Васюта встрепенулась; минутная досада разлетѣлась какъ дымъ.

— Отчего? Развѣ ты больше къ намъ не пріѣдешь? спросила она.

— Мало-ли что можетъ съ кѣмъ случиться.

Васюта нерѣшительно положила ему руку на плечо. Онъ не отстранилъ ее. Ободренная, она придвинулась къ нему.

— Я бы, пожалуй, тебѣ сказалъ, продолжалъ онъ, — только…

— Что только? заговорила поспѣшно Васюта. — Ты это напрасно, Лёва. Мнѣ все можно сказать. Я не разболтаю.

— Разболтать ты не разболтаешь, но ты еще молода.

— Только на три года моложе тебя.

— Не годами молода, а разсудкомъ.

Строптивое возраженіе готово уже было сорваться съ языка Васюты, но она задержала его и кротко произнесла:

— Говори, Лёва.

— Не знаю, какъ тебѣ это объяснить… Приходило-ли тебѣ въ голову, что нашъ народъ — несчастный, т. е. мужикъ, простой мужикъ — несчастный, что онъ голодаетъ, бѣдствуетъ?..

— Въ Алсу такихъ нѣтъ, возразила не безъ робости Васюта.

— То татары; татары не нуждаются. Нѣтъ, а нашъ русскій мужикъ?

Васюта отрицательно покачала головой.

— То-то и есть. Развѣ я не правъ, говоря, что ты мало думаешь, мало всматриваешься въ жизнь. Знаешь-ли, какъ зовутъ такихъ людей? Трутнями. Я былъ такой-же, какъ вы всѣ тутъ, пока мнѣ не открыли глаза. Еще два года тому назадъ я былъ такой-же… И ты могла-бы измѣнить свою жизнь, если-бы захотѣла.

— Я хочу, Лёва, умоляющимъ голосомъ произнесла Васюта.

Лёвка ласково взглянулъ на нее и взялъ ее за руку.

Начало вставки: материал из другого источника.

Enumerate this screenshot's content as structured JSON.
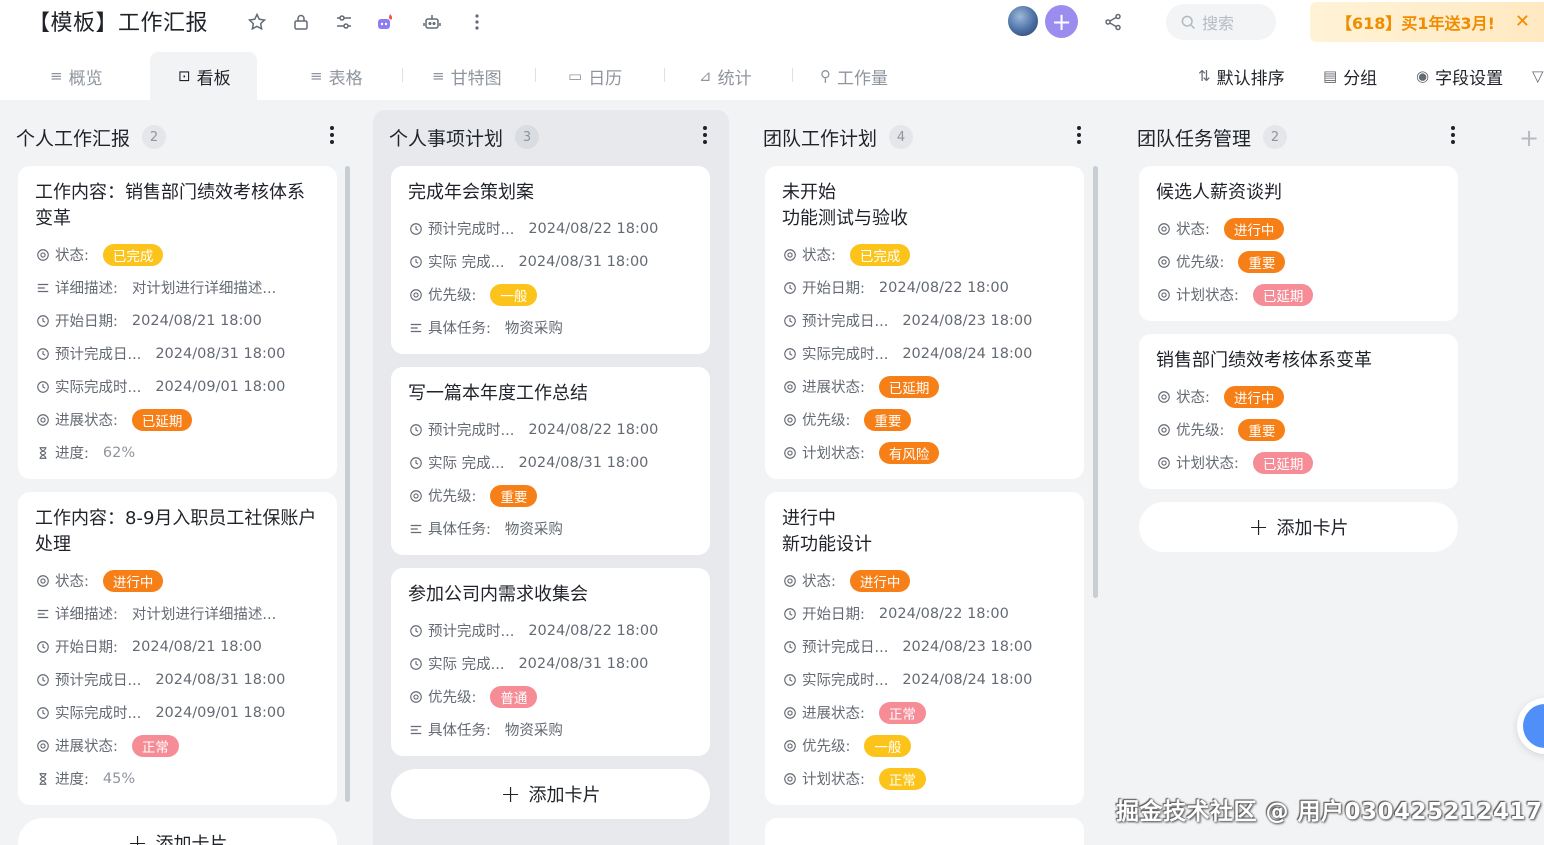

— Ты вправду хочешь? Во вѣдь для этого тебѣ надо себя совершенно передѣлать. Учиться, читать, и читать не однѣ только побасёнки.

— Читать Прудона, безнадежно промолвила Васюта.

— Не одного Прудона… Видишь-ли, Васюта, я иного о тебѣ думалъ эти дни, очень много. Ты мыслишь еще по-ребячески: жизнь твоя пустая, но у тебя сердца много, и есть у тебя огонекъ, а съ этими задатками ты можешь выйти на другую дорогу. Я помогу тебѣ, и не только я, но другіе, тѣ, съ которыми я-бы хотѣлъ тебя сблизить.

Лёвка остановился.

— Слыхала-ли ты, продолжалъ онъ, понижая голосъ и съ напряженіемъ вглядываясь въ синевато-мглистую даль, — слыхала-ли ты о тѣхъ, которые всю жизнь свою посвятили на служеніе народу?.. Да, ты слыхала… При мнѣ на дняхъ у васъ говорили о нихъ, и называли съумашедшими. Они не подозрѣвали, что на однимъ столомъ съ ними сидитъ одинъ изъ такихъ съумашедшихъ.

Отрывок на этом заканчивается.